Sell and refurbish?

I currently have a Rotel RX-1050 (100W) receiver, run through a NAD 525BEE Cd player& hooked to a pair of PSB T45's. It sounds excellent and I enjoy it much. Last week I picked up a Sansui 8080 for $20 at a garage sale. After some topical cleaning I hooked it up and wow! For being 30 years old it definitely gives my Rotel a run for its money. The low end certainly delivers more punch although the Rotel has a slight edge in clarity. I am considering selling the Rotel and putting the funds into a complete refurbishment (there's a local shop willing) hoping to make this beast sound even better. Does this sound practical, or would it be more trouble then it's worth. Also, would refurbishing the Sansui really improve the sound dramatically? Thanks
I've not heard a 8080 after being refurbished, but I've heard Kenwood Supremes before and after. Good before and great after. With thirty years on it, the caps are way, way past their prime, and that probably accounts for the lack of top-end clarity. Others may have other recs, but "Echowars" over on Audiokarma does outstanding work at a very reasonable price, and he's done hundreds.
I don't think you need to do too much to do better than an entry level type of receiver. I can't comment on the Sansui. The last time I heard a Sansui was in 1974. I heard it a lot. It was owned by the guy in the next dorm room to me in university.

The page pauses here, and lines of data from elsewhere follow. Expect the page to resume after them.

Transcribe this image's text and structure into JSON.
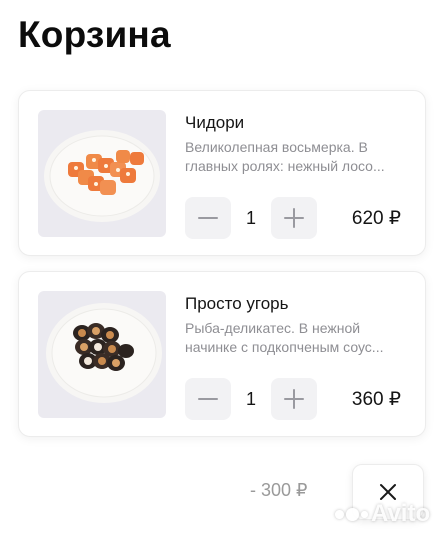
{
  "header": {
    "title": "Корзина"
  },
  "cart": {
    "items": [
      {
        "name": "Чидори",
        "desc_line1": "Великолепная восьмерка. В",
        "desc_line2": "главных ролях: нежный лосо...",
        "quantity": "1",
        "price": "620 ₽",
        "image_icon": "salmon-rolls-plate-icon"
      },
      {
        "name": "Просто угорь",
        "desc_line1": "Рыба-деликатес. В нежной",
        "desc_line2": "начинке с подкопченым соус...",
        "quantity": "1",
        "price": "360 ₽",
        "image_icon": "eel-rolls-plate-icon"
      }
    ]
  },
  "footer": {
    "discount": "- 300 ₽",
    "close_icon": "close-icon"
  },
  "watermark": {
    "text": "Avito"
  },
  "colors": {
    "card_border": "#ececec",
    "stepper_bg": "#f2f2f4",
    "muted_text": "#8e8e93",
    "thumb_bg": "#ebeaf0"
  }
}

You can be very rational about this. Compare what it would cost to refurbish the Sansui to what it would cost to buy something already current. If it's economical, then it might be a fun thing to do, but don't expect it to have any resale value, so it's a sunk cost.

Also consider selling the receiver and going to separates.

I think you should listen to a few things in your price range at your local store before sinking any money into this. That way you will get a feel for whether it is worth the money to refurbish.
If your current system sounds excellent and you enjoy it, then I think you ought to upgrade to a subwoofer instead. This way you keep that clarity w/the Rotel and improve the bottom end. Your money will be better spent this way. Besides, refurbishing can be quite expensive, if done properly by an experienced technician, and you may only have a very marginal improvement in sonics. Go the sub route and you'll be satified.
An alternative viewpoint. I picked up an old Marantz 2230 receiver for $20 at a flea market. The initial listening test was promising, so I decided to refurbish the unit myself. I replaced every electrolytic cap (~75 of them) with 105 deg C rated modern caps and replaced some of the mylars as well, cleaned and reseated the transistors on their heat sinks, replaced all of the lamps, put in new diffuser paper behind the dial (so it was deep blue again instead of aqua), replaced a broken power switch and a few broken speaker posts, and polished the chassis to a gleaming finish (see pictures below). The total cost for all the parts was <$100, and I now have a kickass 30WPC receiver (a VERY powerful 30 watts, I might add) that is also beautiful to look at, and a bit of a conversation piece. It's now the centerpiece of my basement workshop system, along with an Onkyo DX-702 CD player (picked it up for free) and a pair of Pioneer HPM-40 speakers (also a free score).

So for a total of $120 I have a system that sounds excellent in that space, and a lot of personal satisfaction. It won't replace my main system in a much larger room, but that system cost me >$15K! And that Marantz will be good for another 20 years at least.

In summary, if you like unusual/vintage gear and like to work on /fix things, and you have some free time, why not go for it yourself?

Inside View

Outside View

So what do you think?
Good job Ait! I've always thought it would be fun to do something like that. However, I'm always scared off when I see a notice: "Danger, Lethal Voltages Inside". :)
Nice work for sure!
Ait, excellent job that looks beautiful.

I heard an old Kenwood receiver the other day that was pretty damn stout (hadn't been refurbished). Maybe the best thing to do would be to keep the Rotel until you get the Sansui back and make a fair shoot-out of it. It shouldn't be too much of a hit if it doesn't come out the way you had hoped and you would still have a system you obviously enjoy.
Unplug it first, Mark....and discharge the PS caps. ;=)=

Seriously, though, I studied the service manual and made sure everything in mine matched up to it (there were a few exceptions), ordered all the appropriate parts, and then took my time and if I had a question I looked it up or asked for advice on one of the myriad audio DIY forums. My thought was "hey, if I screw it up I'm only out $120", but all went smoothly, and now I get great satisfaction every time I fire it up, knowing that I did it myself.